Silent data errors manifest even in a perfectly operating chip where all transistors are working as intended. Inverted inconsistencies from one transistor to another can result in a false correction. This makes it appear like everything is kosher and fine and dandy, but there is a really serious problem underneath. Shamsa explains the gravity of the issue:
“You’re thinking everything is fine, but underneath, an error is causing a wrong decision.” – Manu Shamsa, Intel
Intel’s engineers jokingly refer to these non-corrected data errors as “spooky action at a distance.” This memorable formula was first described by the brilliant Albert Einstein.

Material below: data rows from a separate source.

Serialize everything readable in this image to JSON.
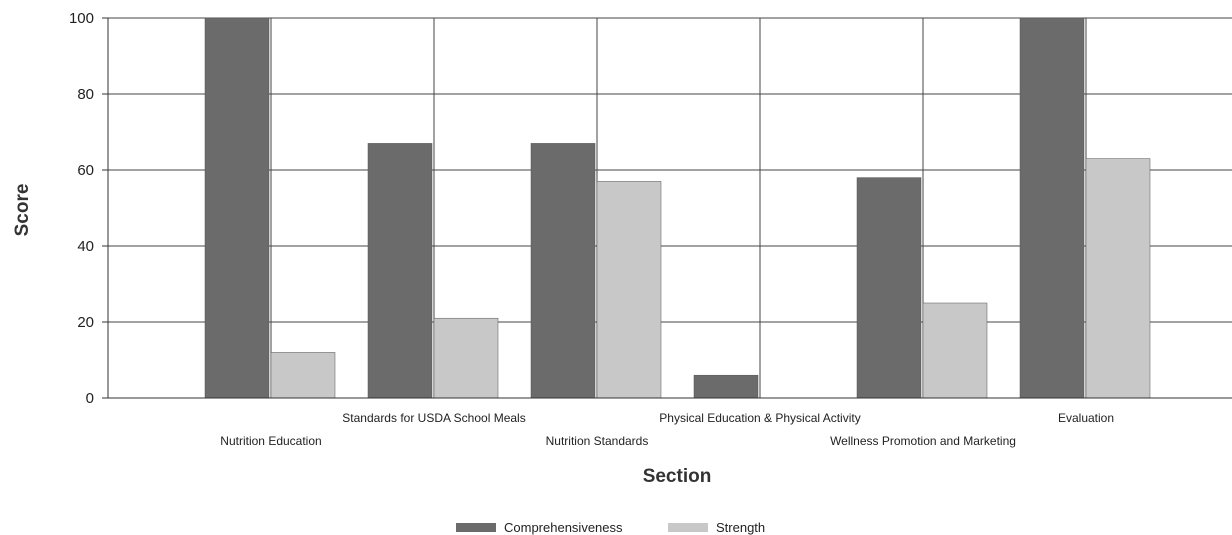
{
  "chart_data": {
    "type": "bar",
    "categories": [
      "Nutrition Education",
      "Standards for USDA School Meals",
      "Nutrition Standards",
      "Physical Education & Physical Activity",
      "Wellness Promotion and Marketing",
      "Evaluation"
    ],
    "series": [
      {
        "name": "Comprehensiveness",
        "values": [
          100,
          67,
          67,
          6,
          58,
          100
        ],
        "color": "#6b6b6b"
      },
      {
        "name": "Strength",
        "values": [
          12,
          21,
          57,
          0,
          25,
          63
        ],
        "color": "#c8c8c8"
      }
    ],
    "xlabel": "Section",
    "ylabel": "Score",
    "ylim": [
      0,
      100
    ],
    "yticks": [
      0,
      20,
      40,
      60,
      80,
      100
    ],
    "grid": true,
    "legend_position": "bottom-center"
  }
}
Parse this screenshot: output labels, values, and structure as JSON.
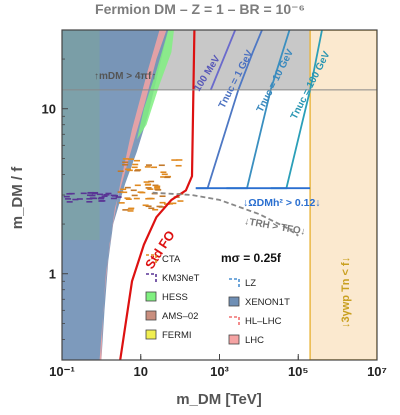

This lightheartedness highlights the number of us in the industry who have grown frustrated trying to understand these wonky topics.
Manu Shamsa and his team have put together an exhaustive catalogue illustrating the many different sources of clandestine data corruption. One of the most intriguing findings has to do with a connection between these errors and electrical resistance in chips. Shamsa emphasizes the challenges engineers face:
“Finding flaws is not easy.” – Manu Shamsa
Intel is working hard to improve detection techniques as well. To do this, they are focusing their experimental work on the chips’ Floating Point Multiply-Add (FMA) area. Our FMA region is uniquely susceptible to silent errors due to its expansive size. This fact alone makes this program an ideal candidate for deeper investigation.
To speed up the detection of silent data errors, Intel engineers created a new method based on reinforcement learning. This novel approach will help proxy out more silent data errors faster. In early laboratory trials, Shamsa’s algorithm produced outstanding accuracy. Surprisingly, it drastically improved error correction inside the FMA territory post 500 test cycles.
This is one of the techniques that has produced extraordinary outcomes. It is five times as effective at detecting defects as traditional randomized Eigen testing methods. This improvement gives providers a new level of assurance in data center performance. This is made even more critical as dense nodes increase in use, increasing chances of silent errors.
“In a laptop you won’t notice any errors,” Shamsa notes. “In data centers, with really dense nodes, there are high chances the stars will align and an error will occur.” This awareness illuminates the grim ramifications for spaces that depend on precision real-time data management.
Although the technical hurdles posed by silent data errors are daunting, Shamsa is encouraged about Intel’s direction. Further study is needed to better understand these errors. The hope is to formulate approved proactive measures that will keep them from impairing essential functions in data centers.